Increased alpha-band power during the retention of shapes and shape-location associations in visual short-term memory
Studies exploring the role of neural oscillations in cognition have revealed sustained increases in
alpha-band (∼8–14 Hz) power during the delay period of delayed-recognition short-term memory
tasks. These increases have been proposed to reflect the inhibition, for example, of cortical
areas representing task-irrelevant information, or of potentially interfering representations from
previous trials. Another possibility, however, is that elevated delay-period alpha-band power
(DPABP) reflects the selection and maintenance of information, rather than, or in addition to,
the inhibition of task-irrelevant information. In the present study, we explored these possibilities
using a delayed-recognition paradigm in which the presence and task relevance of shape
information was systematically manipulated across trial blocks and electroencephalographic was
used to measure alpha-band power. In the first trial block, participants remembered locations
marked by identical black circles. The second block featured the same instructions, but locations
were marked by unique shapes. The third block featured the same stimulus presentation as
the second, but with pretrial instructions indicating, on a trial-by-trial basis, whether memory
for shape or location was required, the other dimension being irrelevant.

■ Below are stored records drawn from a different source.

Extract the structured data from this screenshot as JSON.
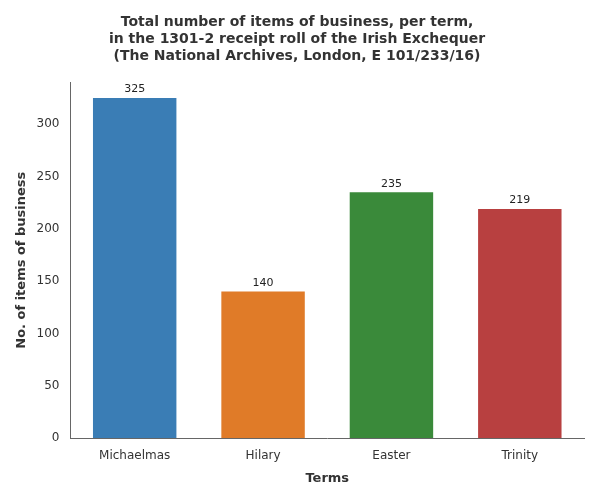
{
  "chart_data": {
    "type": "bar",
    "title": "Total number of items of business, per term,\nin the 1301-2 receipt roll of the Irish Exchequer\n(The National Archives, London, E 101/233/16)",
    "categories": [
      "Michaelmas",
      "Hilary",
      "Easter",
      "Trinity"
    ],
    "values": [
      325,
      140,
      235,
      219
    ],
    "colors": [
      "#3a7db5",
      "#e07b28",
      "#3a8a3a",
      "#b84040"
    ],
    "xlabel": "Terms",
    "ylabel": "No. of items of business",
    "ylim": [
      0,
      340
    ],
    "yticks": [
      0,
      50,
      100,
      150,
      200,
      250,
      300
    ],
    "data_labels": true,
    "grid": false
  }
}
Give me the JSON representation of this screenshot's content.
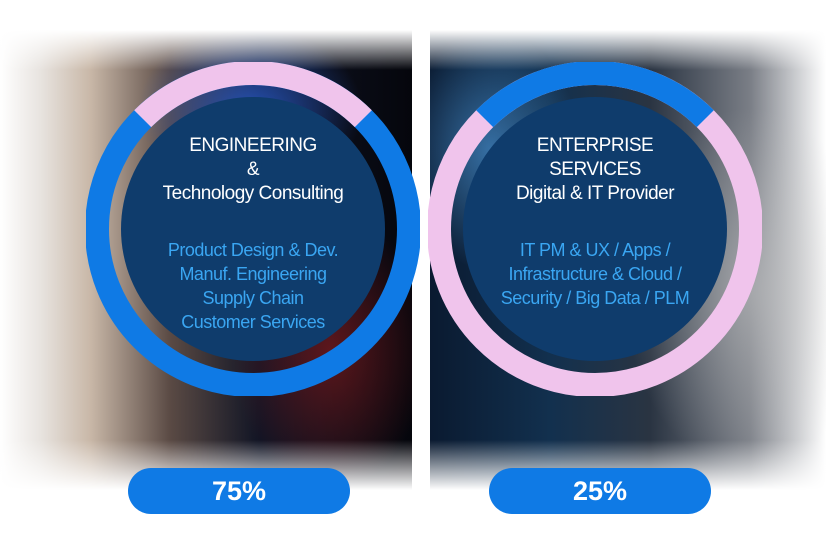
{
  "segments": [
    {
      "title_lines": [
        "ENGINEERING",
        "&",
        "Technology Consulting"
      ],
      "services": [
        "Product Design & Dev.",
        "Manuf. Engineering",
        "Supply Chain",
        "Customer Services"
      ],
      "percent_label": "75%",
      "share": 0.75
    },
    {
      "title_lines": [
        "ENTERPRISE",
        "SERVICES",
        "Digital & IT Provider"
      ],
      "services": [
        "IT PM & UX / Apps /",
        "Infrastructure & Cloud /",
        "Security / Big Data / PLM"
      ],
      "percent_label": "25%",
      "share": 0.25
    }
  ],
  "colors": {
    "ring_primary": "#0f7ae5",
    "ring_secondary": "#f0c4ec",
    "disc": "#0f3c6c",
    "service_text": "#3aa6f2",
    "pill": "#0f7ae5"
  }
}
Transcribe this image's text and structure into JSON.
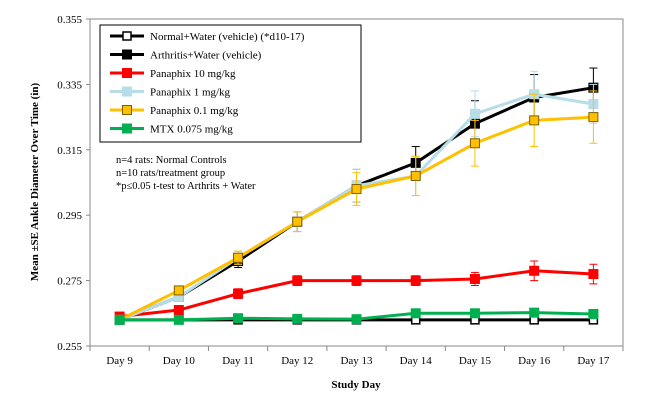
{
  "chart_data": {
    "type": "line",
    "title": "",
    "xlabel": "Study Day",
    "ylabel": "Mean ±SE Ankle Diameter Over Time (in)",
    "categories": [
      "Day 9",
      "Day 10",
      "Day 11",
      "Day 12",
      "Day 13",
      "Day 14",
      "Day 15",
      "Day 16",
      "Day 17"
    ],
    "ylim": [
      0.255,
      0.355
    ],
    "yticks": [
      "0.255",
      "0.275",
      "0.295",
      "0.315",
      "0.335",
      "0.355"
    ],
    "ytick_values": [
      0.255,
      0.275,
      0.295,
      0.315,
      0.335,
      0.355
    ],
    "grid": false,
    "legend_position": "top-left",
    "series": [
      {
        "name": "Normal+Water (vehicle) (*d10-17)",
        "color": "#000000",
        "marker": "open-square",
        "values": [
          0.263,
          0.263,
          0.263,
          0.263,
          0.263,
          0.263,
          0.263,
          0.263,
          0.263
        ],
        "errors": [
          0.0003,
          0.0003,
          0.0003,
          0.0003,
          0.0003,
          0.0003,
          0.0003,
          0.0003,
          0.0003
        ]
      },
      {
        "name": "Arthritis+Water (vehicle)",
        "color": "#000000",
        "marker": "filled-square",
        "values": [
          0.263,
          0.27,
          0.281,
          0.293,
          0.304,
          0.311,
          0.323,
          0.331,
          0.334
        ],
        "errors": [
          0.0005,
          0.001,
          0.002,
          0.003,
          0.005,
          0.005,
          0.007,
          0.007,
          0.006
        ]
      },
      {
        "name": "Panaphix 10 mg/kg",
        "color": "#ff0000",
        "marker": "filled-square",
        "values": [
          0.264,
          0.266,
          0.271,
          0.275,
          0.275,
          0.275,
          0.2755,
          0.278,
          0.277
        ],
        "errors": [
          0.0005,
          0.001,
          0.0015,
          0.0015,
          0.0015,
          0.0015,
          0.002,
          0.003,
          0.003
        ]
      },
      {
        "name": "Panaphix 1 mg/kg",
        "color": "#b7dde8",
        "marker": "filled-square",
        "values": [
          0.263,
          0.27,
          0.282,
          0.293,
          0.304,
          0.307,
          0.326,
          0.332,
          0.329
        ],
        "errors": [
          0.0005,
          0.001,
          0.002,
          0.003,
          0.005,
          0.006,
          0.007,
          0.007,
          0.006
        ]
      },
      {
        "name": "Panaphix 0.1 mg/kg",
        "color": "#ffc000",
        "marker": "filled-square",
        "values": [
          0.263,
          0.272,
          0.282,
          0.293,
          0.303,
          0.307,
          0.317,
          0.324,
          0.325
        ],
        "errors": [
          0.0005,
          0.001,
          0.002,
          0.003,
          0.005,
          0.006,
          0.007,
          0.008,
          0.008
        ]
      },
      {
        "name": "MTX 0.075 mg/kg",
        "color": "#00b050",
        "marker": "filled-square",
        "values": [
          0.263,
          0.263,
          0.2635,
          0.2633,
          0.2632,
          0.265,
          0.265,
          0.2652,
          0.2648
        ],
        "errors": [
          0.0003,
          0.0003,
          0.0004,
          0.0004,
          0.0004,
          0.0005,
          0.0005,
          0.0005,
          0.0005
        ]
      }
    ],
    "annotations": [
      "n=4 rats: Normal Controls",
      "n=10 rats/treatment  group",
      "*p≤0.05 t-test to Arthrits + Water"
    ]
  }
}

In the final block,
participants remembered the unique pairing of shape and location for each stimulus. Results
revealed minimal DPABP in each of the location-memory conditions, whether locations were
marked with identical circles or with unique task-irrelevant shapes. In contrast, alpha-band
power increases were observed in both the shape-memory condition, in which location was
task irrelevant, and in the critical final condition, in which both shape and location were task
relevant. These results provide support for the proposal that alpha-band oscillations reflect
the retention of shape information and/or shape–location associations in short-term memory.